At €9 a ticket, it’s quite pricy since a double-decker bus can’t show you much of the city because the streets are so narrow. However, it is useful for reaching a panoramic viewpoint to see the whole city laid out magnificently across the River Tagus.
Then the bus drives past a couple of hotels on the outskirts, gradually sneaking up on the center like a Trojan Horse bearing the newest generation of marauders. The skilled driver performs a five-point-turn to negotiate some tighter corners, collecting anxious looks from car drivers not expecting to meet our tourist chariot in a street designed for horses.
The bus delivers you to the peak of the hill beside the mighty Alcázar, first built as a Roman fort then later extended into a palace by King Carlos V. It has a brutal history of treason, murder and sieges, with the last siege staged as recently as 1936.
It’s now an Army Museum where you finally begin to understand just how many nations have fought over this prime piece of land. Shining ranks of armor standing behind glass frames still look unnervingly ready to shatter the windows and lay waste to the gawping tourists.
The city also has a macabre museum displaying instruments of torture perfected by the Spanish Inquisition, when religious zealots persecuted, converted, or killed anyone not conforming to their own increasingly narrow definition of what constitutes a good Catholic. We passed that one by for the altogether jollier prospect of lunch in the sun in a narrow cobbled alley I’d never be able to find again.
We drank red wine and beer and ordered chilled gazpacho soup and chicken strips. The gazpacho came in a bottle that I mistook for tomato sauce. It was only when I told the waitress that I was still waiting for my soup that she pointed out the bottle, now warming up nicely in the Toledo sun.

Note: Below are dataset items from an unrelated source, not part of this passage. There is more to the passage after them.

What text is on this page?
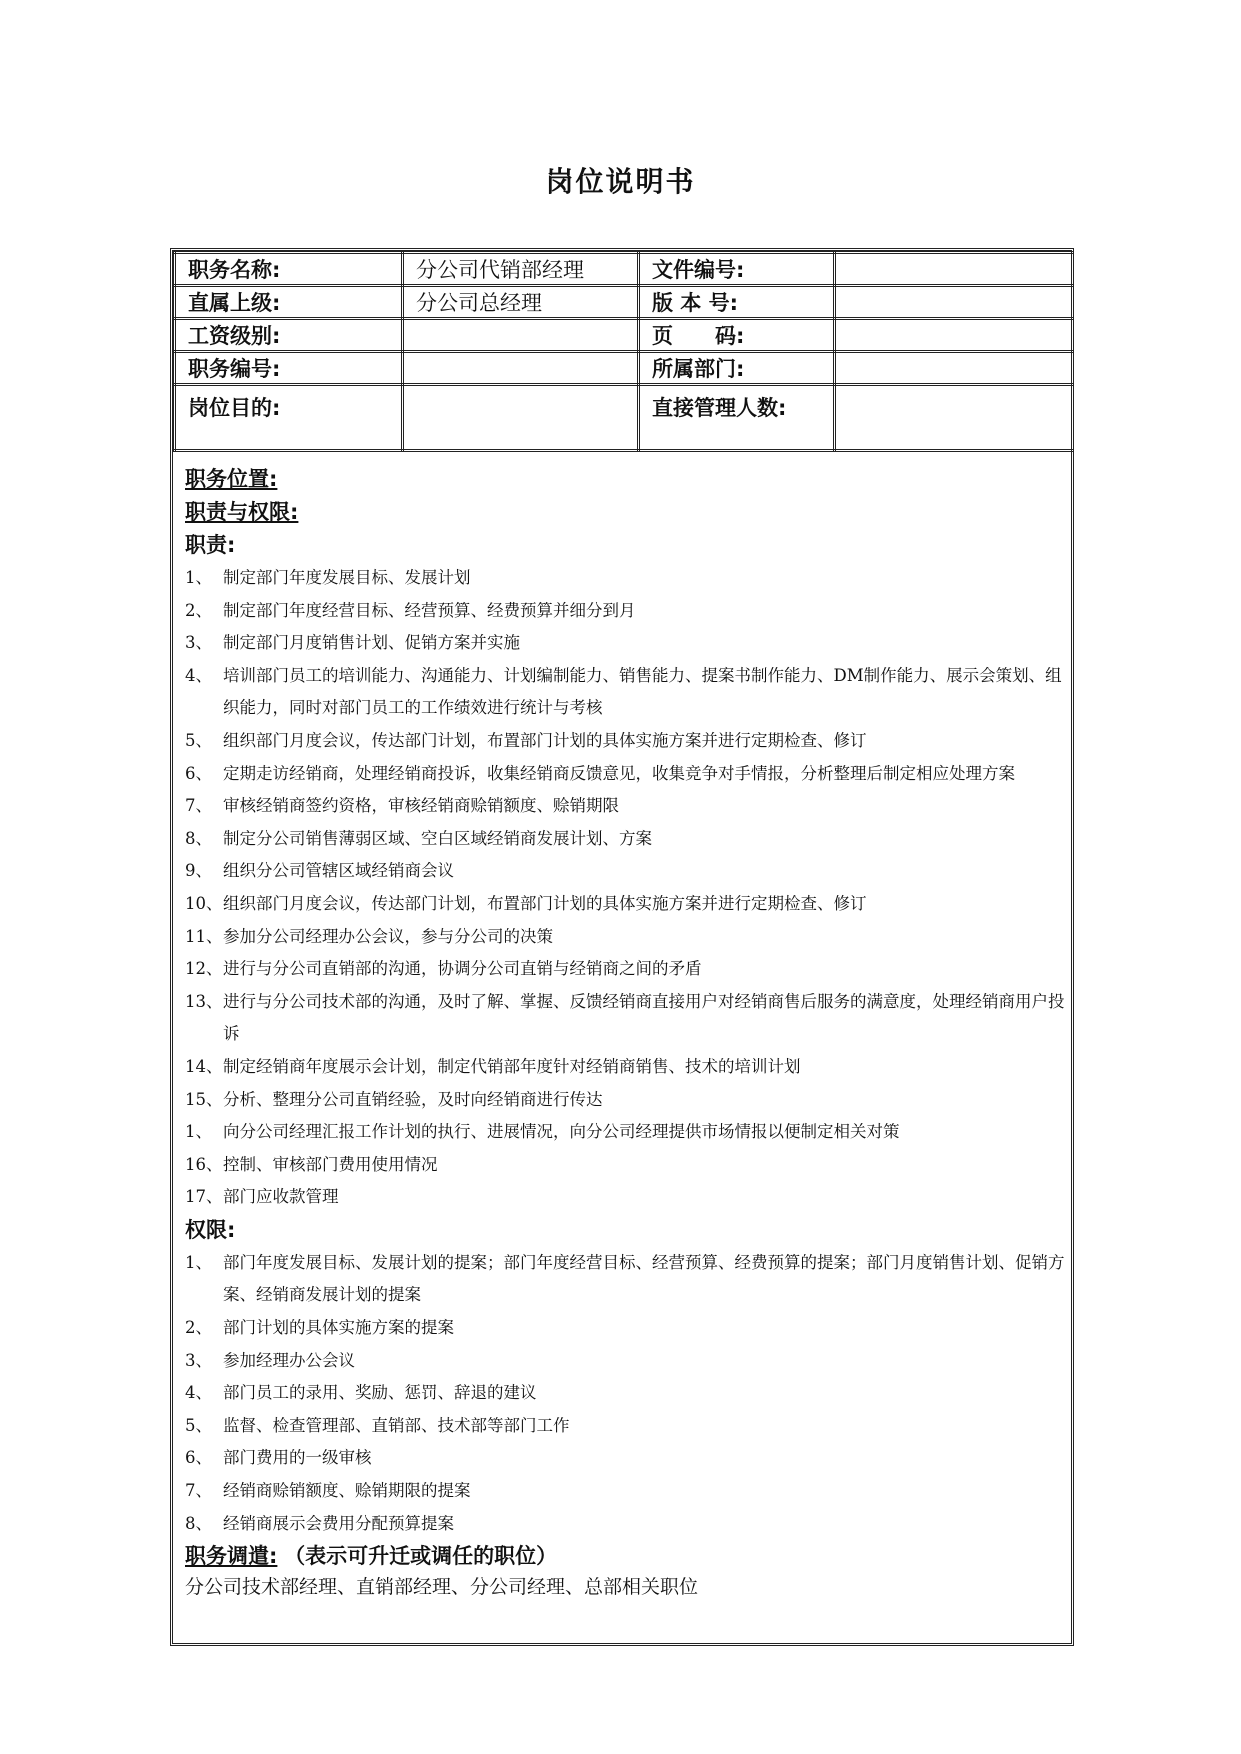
岗位说明书
职务名称:	分公司代销部经理	文件编号:	
直属上级:	分公司总经理	版 本 号:	
工资级别:		页　　码:	
职务编号:		所属部门:	
岗位目的:		直接管理人数:	
职务位置:
职责与权限:
职责:
1、 制定部门年度发展目标、发展计划
2、 制定部门年度经营目标、经营预算、经费预算并细分到月
3、 制定部门月度销售计划、促销方案并实施
4、 培训部门员工的培训能力、沟通能力、计划编制能力、销售能力、提案书制作能力、DM制作能力、展示会策划、组织能力，同时对部门员工的工作绩效进行统计与考核
5、 组织部门月度会议，传达部门计划，布置部门计划的具体实施方案并进行定期检查、修订
6、 定期走访经销商，处理经销商投诉，收集经销商反馈意见，收集竞争对手情报，分析整理后制定相应处理方案
7、 审核经销商签约资格，审核经销商赊销额度、赊销期限
8、 制定分公司销售薄弱区域、空白区域经销商发展计划、方案
9、 组织分公司管辖区域经销商会议
10、 组织部门月度会议，传达部门计划，布置部门计划的具体实施方案并进行定期检查、修订
11、 参加分公司经理办公会议，参与分公司的决策
12、 进行与分公司直销部的沟通，协调分公司直销与经销商之间的矛盾
13、 进行与分公司技术部的沟通，及时了解、掌握、反馈经销商直接用户对经销商售后服务的满意度，处理经销商用户投诉
14、 制定经销商年度展示会计划，制定代销部年度针对经销商销售、技术的培训计划
15、 分析、整理分公司直销经验，及时向经销商进行传达
1、 向分公司经理汇报工作计划的执行、进展情况，向分公司经理提供市场情报以便制定相关对策
16、 控制、审核部门费用使用情况
17、 部门应收款管理
权限:
1、 部门年度发展目标、发展计划的提案；部门年度经营目标、经营预算、经费预算的提案；部门月度销售计划、促销方案、经销商发展计划的提案
2、 部门计划的具体实施方案的提案
3、 参加经理办公会议
4、 部门员工的录用、奖励、惩罚、辞退的建议
5、 监督、检查管理部、直销部、技术部等部门工作
6、 部门费用的一级审核
7、 经销商赊销额度、赊销期限的提案
8、 经销商展示会费用分配预算提案
职务调遣: （表示可升迁或调任的职位）
分公司技术部经理、直销部经理、分公司经理、总部相关职位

Although the sun was fierce, the breezy higher altitude keeps it cooler than the capital, so it’s a hugely popular place for tourists and day trippers, including local Madrileños.
It’s only when you arrive that you realize how much there is to see to really do Toledo justice. From the twin towers of the Baroque Jesuit Church, dating from 1742, you look down on a jumble of terracotta roof tiles. Most of them are covering ancient monuments of one sort or another, often in that sturdy Gothic style designed to intimidate rather than enchant. Even the cathedral is a squat and solid fortress-like affair, dating back to 1226 but only finished in 1493 in yet another fine example of mañana.
My camera was working overtime at the succession of glorious buildings. It’s a maze of a place, and we’d set off in one direction confidently holding the map, only to emerge a while later at a point behind where we first started. We made it to the El Greco Museum, hoping to see the paintings of El Greco, the nickname for the expressionistic artist Doménikos Theotokópoulos. He died in Toledo in 1614 so the city is abuzz with 200-year anniversary celebrations. The museum itself was abuzz with two large tour groups who descended a minute before we did, so we backtracked down another alley to get lost again.
It must be entrancing to roam the streets once the last tourist bus and the final train have departed. Then you’d really feel the imposing stillness of the formidable walls, the ghosts of centuries of raiders and defenders. You could get lost and lonely in the winding streets, not swept along by clusters of sightseers led by guides speaking into lapel microphones.
I popped into the grand-looking Hotel Alfonso in the attractively named Cuesta De Capuchinos road to check the room rate. It’s in the center of the city and I expected it to be substantially higher than we were paying in Madrid. Wrong; it was 30% cheaper and 100% more historic.
But the tour bus was waiting to take us back to the train station, where a long queue snaked right back to the entrance to the ornate building. There were fifteen minutes to go and at least 200 people that needed to be scanned and boarded. As we pulled away, the empty seats on a supposedly fully-booked train meant a few stressed tourists were watching us leave from behind the Perspex barrier.